Les courants féministes militent en faveur du droit de vote des femmes ainsi que pour obtenir les mêmes droits juridiques que les hommes. Elles considérent les « Modan Gāru » comme des femmes frivoles, sans dignité, aimant être vues comme des objets sexuels.

Pourtant les « moga » sont sur le plan féministe assez révolutionnaires, surtout parce qu’elles ne se comportent pas comme des épouses obéissantes ou des mères, chose traditionnellement mise en valeur dans la société japonaise, mais comme des femmes fortes et indépendantes.

L'écrivaine Chiyo Uno exerce une influence significative sur la mode, le cinéma et la littérature japonaises de cette époque. Elle mène une vie de bohème et a de nombreuses liaisons avec des écrivains, des poètes et des peintres de l'époque. Son mode de vie est très représentatif de la jeune fille moderne, avide de liberté et de plaisirs.

Réaction de la société

La « Modan Gāru » suscite beaucoup de controverses dans l'opinion publique japonaise.

Avec sa garde-robe occidentale et provocatrice, ainsi que par son caractère rebelle, elle ne peut pas compter sur beaucoup de sympathie de la part des traditionalistes, dominants dans les classes populaires, qui la perçoivent comme une riche capricieuse et élitiste.

La majorité d’entre eux, femmes incluses, pense que les influences occidentales détruisent la culture traditionnelle japonaise et que la femme devait être soumise et obéissante vis-à-vis de son époux et de son entourage, et se consacrer avant tout à la maternité. La « Modan Gāru » libertine ne pouvait être considérée comme « femme japonaise » par une partie du peuple.

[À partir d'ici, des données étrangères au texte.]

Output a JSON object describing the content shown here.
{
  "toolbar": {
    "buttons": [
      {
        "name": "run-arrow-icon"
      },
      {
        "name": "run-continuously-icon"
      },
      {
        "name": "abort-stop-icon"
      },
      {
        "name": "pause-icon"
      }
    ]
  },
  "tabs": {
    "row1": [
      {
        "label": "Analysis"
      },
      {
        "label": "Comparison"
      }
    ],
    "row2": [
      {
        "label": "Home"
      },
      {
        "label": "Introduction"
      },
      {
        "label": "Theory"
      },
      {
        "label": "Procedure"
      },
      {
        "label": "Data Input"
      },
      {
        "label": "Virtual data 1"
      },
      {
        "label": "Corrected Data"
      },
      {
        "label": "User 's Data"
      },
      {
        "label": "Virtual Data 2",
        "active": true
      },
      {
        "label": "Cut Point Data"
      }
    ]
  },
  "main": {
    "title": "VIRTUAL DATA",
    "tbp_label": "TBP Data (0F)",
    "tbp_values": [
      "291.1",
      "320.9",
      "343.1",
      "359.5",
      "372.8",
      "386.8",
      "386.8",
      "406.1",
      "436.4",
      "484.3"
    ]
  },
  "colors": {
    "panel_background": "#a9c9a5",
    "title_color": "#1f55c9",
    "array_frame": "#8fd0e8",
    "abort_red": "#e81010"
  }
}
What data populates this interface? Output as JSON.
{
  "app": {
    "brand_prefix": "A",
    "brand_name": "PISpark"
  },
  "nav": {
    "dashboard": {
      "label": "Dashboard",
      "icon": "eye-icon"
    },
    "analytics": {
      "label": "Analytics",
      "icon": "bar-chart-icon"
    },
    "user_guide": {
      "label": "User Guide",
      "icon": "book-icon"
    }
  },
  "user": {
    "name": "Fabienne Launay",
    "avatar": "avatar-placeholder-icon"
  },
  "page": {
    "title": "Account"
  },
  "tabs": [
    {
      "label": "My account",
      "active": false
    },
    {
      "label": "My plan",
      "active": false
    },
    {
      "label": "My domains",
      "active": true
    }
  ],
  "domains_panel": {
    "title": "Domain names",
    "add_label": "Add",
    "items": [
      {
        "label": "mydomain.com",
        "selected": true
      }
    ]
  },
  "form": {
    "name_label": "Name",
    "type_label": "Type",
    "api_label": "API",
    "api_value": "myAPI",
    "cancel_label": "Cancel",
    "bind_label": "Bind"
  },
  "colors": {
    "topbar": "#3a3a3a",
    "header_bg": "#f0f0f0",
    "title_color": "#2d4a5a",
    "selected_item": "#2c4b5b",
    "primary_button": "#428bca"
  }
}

Mais dans les classes moyennes ayant reçu une éducation de type européen, la Moga est considérée comme rafraîchissante et incarne la modernité et l’égalité avec l’Occident. Finalement, c’est un nouveau type de femme qui apparait, capable de jouer au tennis mais également de s'occuper de la cérémonie du thé. Cette femme devient alors l’image de la femme japonaise idéale.

Fin de la période « moga »

Si le féminisme persiste dans les consciences de certaines femmes japonaises, la mode et la culture « moga » disparaissent dans les années 1930 pour des raisons économiques liées à la Grande Dépression, et politiques après l’incident du 26 février 1936 (tentative de coup d'État fomentée par les ultra-nationalistes). Le gouvernement japonais impose alors à la société le modèle traditionnel de la femme au foyer, discrète et soumise.

Notes et références

  1. Alberto Moravia, préface trad. de l'italien par René de Ceccatty, Un amour insensé, trad. Marc Mécréant, Gallimard, 1988, p. III.